下手すると攻撃されるとでも思ったのか、その場で立ち上がり。
「いつから気付いた?」
「雪の街を出たところからだよ」
ちっ、と舌打ちしたのはビッグ社長だ。
「マリス様は、本職のニンジャですものね?」
「いやいや、変なカラテとか使わないから」
冗談を交わしつつも。
六人と一匹と、一人が草原のど真ん中で向かい合う。
「ビッグちゃんも、パンちゃんと遊びに来たの?」
「お前ら、俺も冒険に連れてけ。退屈してんだよ」
パンが無邪気に問うと、やれやれといった調子でビッグが答える。
「いいよ、こっちで面倒見る。予定と違うけど、今から雪の街に戻ると危ないから」
「何だって!?」
マリスの言葉に、わけが分からんといった様子のビッグ。
「話を聞いてませんでしたの?わたくしがさっき言った通りですわ」
ルーン石碑を解読できる、賢者オグマたちの一行が玄室に向かったと知れた以上。間も無く、雪の街に潜む悪人たちが一斉に街を占拠する。
「あいつら、まだ追ってきてやがったのかよ?」
ここまで、自分たちを散々追いかけ回してきた
ビッグの表情が途端に険しくなり、もううんざりといった顔になる。
「ニコラス様は、最初からこのことを?」
「ごめんね、そうなんだ」
ユッフィーの問いかけに、申し訳なさそう顔をするマリス。好々爺の印象が強かったニコラスだが、それは仮面だったと思い知る。
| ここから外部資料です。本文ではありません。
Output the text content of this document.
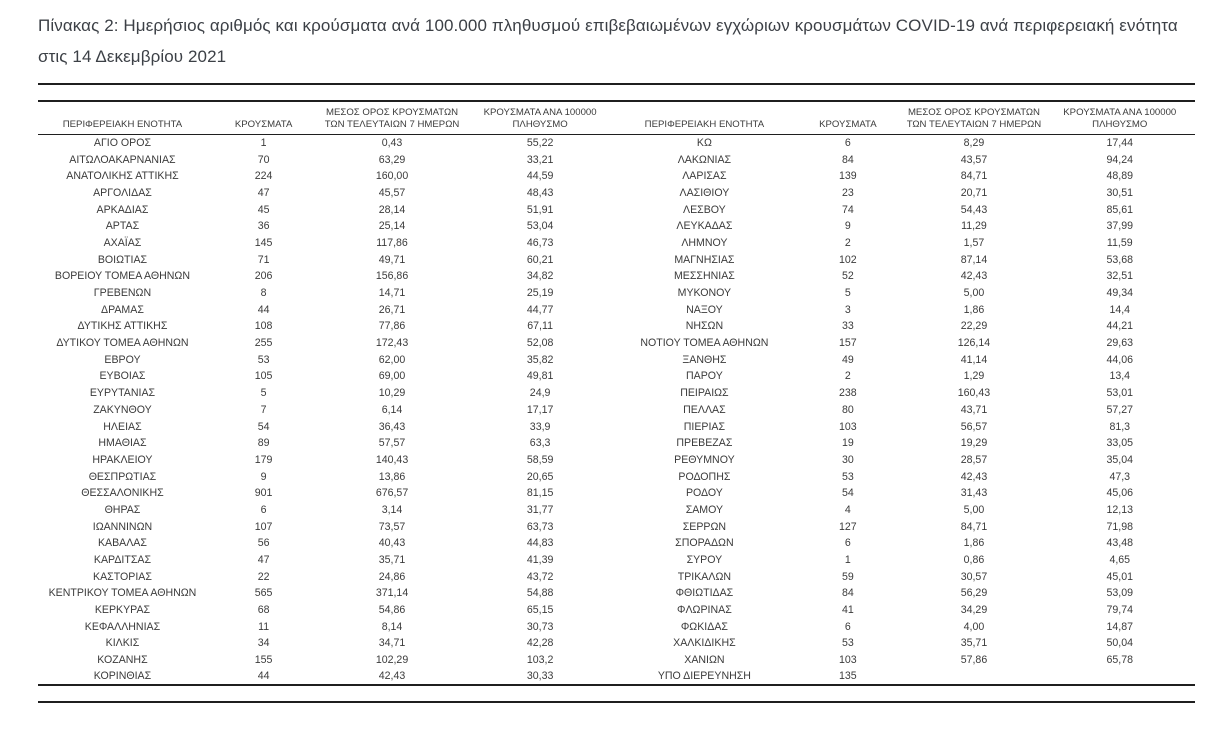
Πίνακας 2: Ημερήσιος αριθμός και κρούσματα ανά 100.000 πληθυσμού επιβεβαιωμένων εγχώριων κρουσμάτων COVID-19 ανά περιφερειακή ενότητα στις 14 Δεκεμβρίου 2021

ΠΕΡΙΦΕΡΕΙΑΚΗ ΕΝΟΤΗΤΑ	ΚΡΟΥΣΜΑΤΑ	ΜΕΣΟΣ ΟΡΟΣ ΚΡΟΥΣΜΑΤΩΝ ΤΩΝ ΤΕΛΕΥΤΑΙΩΝ 7 ΗΜΕΡΩΝ	ΚΡΟΥΣΜΑΤΑ ΑΝΑ 100000 ΠΛΗΘΥΣΜΟ	ΠΕΡΙΦΕΡΕΙΑΚΗ ΕΝΟΤΗΤΑ	ΚΡΟΥΣΜΑΤΑ	ΜΕΣΟΣ ΟΡΟΣ ΚΡΟΥΣΜΑΤΩΝ ΤΩΝ ΤΕΛΕΥΤΑΙΩΝ 7 ΗΜΕΡΩΝ	ΚΡΟΥΣΜΑΤΑ ΑΝΑ 100000 ΠΛΗΘΥΣΜΟ
ΑΓΙΟ ΟΡΟΣ	1	0,43	55,22	ΚΩ	6	8,29	17,44
ΑΙΤΩΛΟΑΚΑΡΝΑΝΙΑΣ	70	63,29	33,21	ΛΑΚΩΝΙΑΣ	84	43,57	94,24
ΑΝΑΤΟΛΙΚΗΣ ΑΤΤΙΚΗΣ	224	160,00	44,59	ΛΑΡΙΣΑΣ	139	84,71	48,89
ΑΡΓΟΛΙΔΑΣ	47	45,57	48,43	ΛΑΣΙΘΙΟΥ	23	20,71	30,51
ΑΡΚΑΔΙΑΣ	45	28,14	51,91	ΛΕΣΒΟΥ	74	54,43	85,61
ΑΡΤΑΣ	36	25,14	53,04	ΛΕΥΚΑΔΑΣ	9	11,29	37,99
ΑΧΑΪΑΣ	145	117,86	46,73	ΛΗΜΝΟΥ	2	1,57	11,59
ΒΟΙΩΤΙΑΣ	71	49,71	60,21	ΜΑΓΝΗΣΙΑΣ	102	87,14	53,68
ΒΟΡΕΙΟΥ ΤΟΜΕΑ ΑΘΗΝΩΝ	206	156,86	34,82	ΜΕΣΣΗΝΙΑΣ	52	42,43	32,51
ΓΡΕΒΕΝΩΝ	8	14,71	25,19	ΜΥΚΟΝΟΥ	5	5,00	49,34
ΔΡΑΜΑΣ	44	26,71	44,77	ΝΑΞΟΥ	3	1,86	14,4
ΔΥΤΙΚΗΣ ΑΤΤΙΚΗΣ	108	77,86	67,11	ΝΗΣΩΝ	33	22,29	44,21
ΔΥΤΙΚΟΥ ΤΟΜΕΑ ΑΘΗΝΩΝ	255	172,43	52,08	ΝΟΤΙΟΥ ΤΟΜΕΑ ΑΘΗΝΩΝ	157	126,14	29,63
ΕΒΡΟΥ	53	62,00	35,82	ΞΑΝΘΗΣ	49	41,14	44,06
ΕΥΒΟΙΑΣ	105	69,00	49,81	ΠΑΡΟΥ	2	1,29	13,4
ΕΥΡΥΤΑΝΙΑΣ	5	10,29	24,9	ΠΕΙΡΑΙΩΣ	238	160,43	53,01
ΖΑΚΥΝΘΟΥ	7	6,14	17,17	ΠΕΛΛΑΣ	80	43,71	57,27
ΗΛΕΙΑΣ	54	36,43	33,9	ΠΙΕΡΙΑΣ	103	56,57	81,3
ΗΜΑΘΙΑΣ	89	57,57	63,3	ΠΡΕΒΕΖΑΣ	19	19,29	33,05
ΗΡΑΚΛΕΙΟΥ	179	140,43	58,59	ΡΕΘΥΜΝΟΥ	30	28,57	35,04
ΘΕΣΠΡΩΤΙΑΣ	9	13,86	20,65	ΡΟΔΟΠΗΣ	53	42,43	47,3
ΘΕΣΣΑΛΟΝΙΚΗΣ	901	676,57	81,15	ΡΟΔΟΥ	54	31,43	45,06
ΘΗΡΑΣ	6	3,14	31,77	ΣΑΜΟΥ	4	5,00	12,13
ΙΩΑΝΝΙΝΩΝ	107	73,57	63,73	ΣΕΡΡΩΝ	127	84,71	71,98
ΚΑΒΑΛΑΣ	56	40,43	44,83	ΣΠΟΡΑΔΩΝ	6	1,86	43,48
ΚΑΡΔΙΤΣΑΣ	47	35,71	41,39	ΣΥΡΟΥ	1	0,86	4,65
ΚΑΣΤΟΡΙΑΣ	22	24,86	43,72	ΤΡΙΚΑΛΩΝ	59	30,57	45,01
ΚΕΝΤΡΙΚΟΥ ΤΟΜΕΑ ΑΘΗΝΩΝ	565	371,14	54,88	ΦΘΙΩΤΙΔΑΣ	84	56,29	53,09
ΚΕΡΚΥΡΑΣ	68	54,86	65,15	ΦΛΩΡΙΝΑΣ	41	34,29	79,74
ΚΕΦΑΛΛΗΝΙΑΣ	11	8,14	30,73	ΦΩΚΙΔΑΣ	6	4,00	14,87
ΚΙΛΚΙΣ	34	34,71	42,28	ΧΑΛΚΙΔΙΚΗΣ	53	35,71	50,04
ΚΟΖΑΝΗΣ	155	102,29	103,2	ΧΑΝΙΩΝ	103	57,86	65,78
ΚΟΡΙΝΘΙΑΣ	44	42,43	30,33	ΥΠΟ ΔΙΕΡΕΥΝΗΣΗ	135		
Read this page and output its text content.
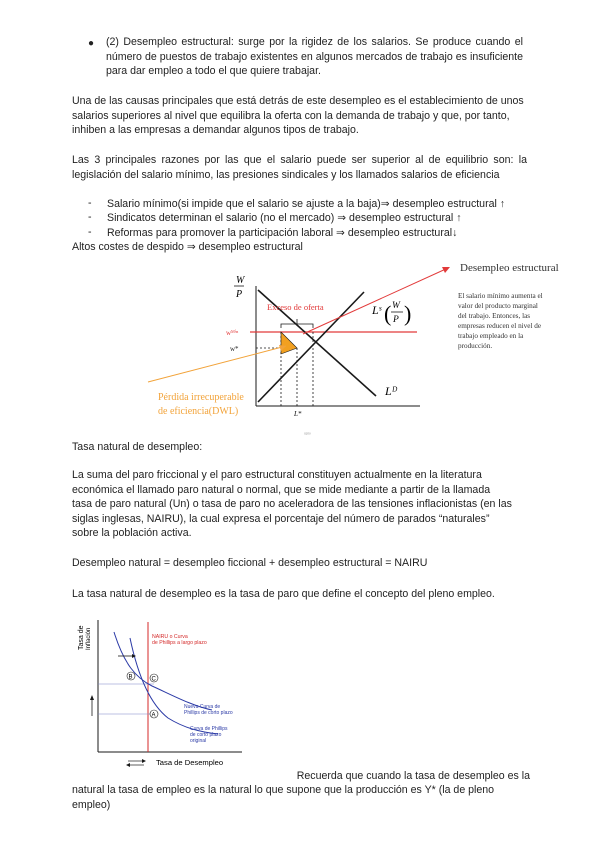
● (2) Desempleo estructural: surge por la rigidez de los salarios. Se produce cuando el número de puestos de trabajo existentes en algunos mercados de trabajo es insuficiente para dar empleo a todo el que quiere trabajar.
Una de las causas principales que está detrás de este desempleo es el establecimiento de unos salarios superiores al nivel que equilibra la oferta con la demanda de trabajo y que, por tanto, inhiben a las empresas a demandar algunos tipos de trabajo.
Las 3 principales razones por las que el salario puede ser superior al de equilibrio son: la legislación del salario mínimo, las presiones sindicales y los llamados salarios de eficiencia
- Salario mínimo(si impide que el salario se ajuste a la baja)⇒ desempleo estructural ↑
- Sindicatos determinan el salario (no el mercado) ⇒ desempleo estructural ↑
- Reformas para promover la participación laboral ⇒ desempleo estructural↓
Altos costes de despido ⇒ desempleo estructural
W
P
wᴹⁱⁿ
w*
L*
Exceso de oferta	Lˢ ( W
P )
Lᴰ
Pérdida irrecuperable
de eficiencia(DWL)
Desempleo estructural
El salario mínimo aumenta el
valor del producto marginal
del trabajo. Entonces, las
empresas reducen el nivel de
trabajo empleado en la
producción.
ᵘᵖᵗᵒ
Tasa natural de desempleo:
La suma del paro friccional y el paro estructural constituyen actualmente en la literatura económica el llamado paro natural o normal, que se mide mediante a partir de la llamada tasa de paro natural (Un) o tasa de paro no aceleradora de las tensiones inflacionistas (en las siglas inglesas, NAIRU), la cual expresa el porcentaje del número de parados “naturales” sobre la población activa.
Desempleo natural = desempleo ficcional + desempleo estructural = NAIRU
La tasa natural de desempleo es la tasa de paro que define el concepto del pleno empleo.
Tasa de Inflación	NAIRU o Curva
de Phillips a largo plazo
B	C
A
Nueva Curva de
Phillips de corto plazo
Curva de Phillips
de corto plazo
original
Tasa de Desempleo
Recuerda que cuando la tasa de desempleo es la
natural la tasa de empleo es la natural lo que supone que la producción es Y* (la de pleno empleo)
三人のフリングホルニ来訪自体が、敵に尻尾を出させるための策だった。地の利があるここでなら、有利に戦えると。住民も以前から避難の準備と訓練を重ねてきた。
「とんでもない御仁じゃな」
「だってあの人は…」
オグマがため息をつく。マリスがさらに言葉を紡ごうとすると。
「街の方から、煙が見えるよ!」
弓使いで視力のいいレティスが、一同に異変を知らせた。
もうドンパチが始まったらしい。
「シャルロッテちゃん、大丈夫なの!?」
思わず、パンが心配そうな声をあげる。よく一緒に遊んでいたらしい。
「お爺様の英才教育を受けてるからね。今頃指示に従って上手くやってると思うよ」
「大丈夫みたいだよ、パンちゃん」
マリスの答えに、レティスもひとまず安心と判断する。
「では、わたくしたちも早く。バルドルの玄室へ避難しましょう」
「暗いところでぇ、はぐれちゃダメですよぉ?」
エルルが、小さい子に言い聞かせるようにパンとビッグを見る。
「はぁいなの!」
「わ〜ったよ、全く」
分かればよろしい。口には出さずそう思いながら、ユッフィーも騎乗するボルクスに急ぐよう指示を出した。